The Medieval Confirmation
The connection between an immaterial soul and genuine assent has deep roots in the Western philosophical tradition. Medieval Christian moral theology treated the human being as a rational soul whose act of will can either consent or not consent — and located responsibility precisely in this inner act of assent, irreducible to bodily motions. Augustine held that coercion is excluded by definition from the will: if a will were coerced it would not be a will. The freedom at stake is non-necessitated in the strong, libertarian sense.
In this tradition the pause before sin or obedience is literally an event in the immaterial soul — an inner fiat or non fiat — rather than a slower physical process. This is not Stoicism, but it confirms that the combination of substance dualism and libertarian free will as the ground of genuine assent is not a novel or eccentric philosophical position. It is a well-established account of what moral responsibility requires.
The Synthesis
On a dualist-libertarian picture of agency, the Stoic dynamics of impression and assent can be taken with full metaphysical seriousness. An impression arrives, but the soul as immaterial substance does not merely register a causally fixed output. It actively exercises its own causal powers in a genuine pause — a withholding or granting of assent that is not necessitated by prior physical or psychological conditions.
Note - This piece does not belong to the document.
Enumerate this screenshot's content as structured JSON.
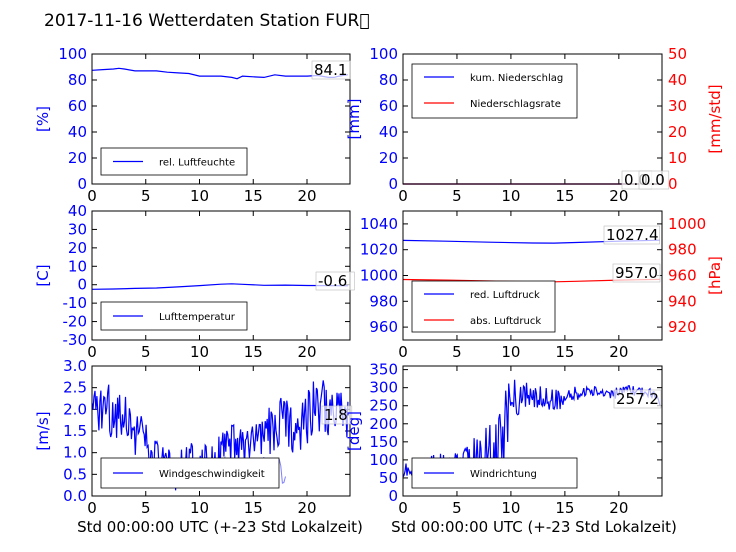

What is up to us is not a mechanistic delay in a deterministic system but an agent-causal act of a real self, whose inner assent or refusal is the originating source of action and the proper ground of responsibility.
This is what Sterling's commitment to substance dualism and libertarian free will secures for Core Stoicism. Chrysippus's compatibilism attempted to preserve the language of assent being up to us while conceding that all events including assent are determined. The cylinder rolls as it must according to its own nature. Sterling follows Epictetus rather than Chrysippus — and provides the philosophical framework that makes Epictetus's claim coherent. The pause is real. The withholding is genuine. The self doing both is not a physical event. The outcome is not predetermined.
Without these two commitments the examination of impressions is an elaborate description of a mechanism. With them it is what Epictetus always said it was: the one thing genuinely up to us.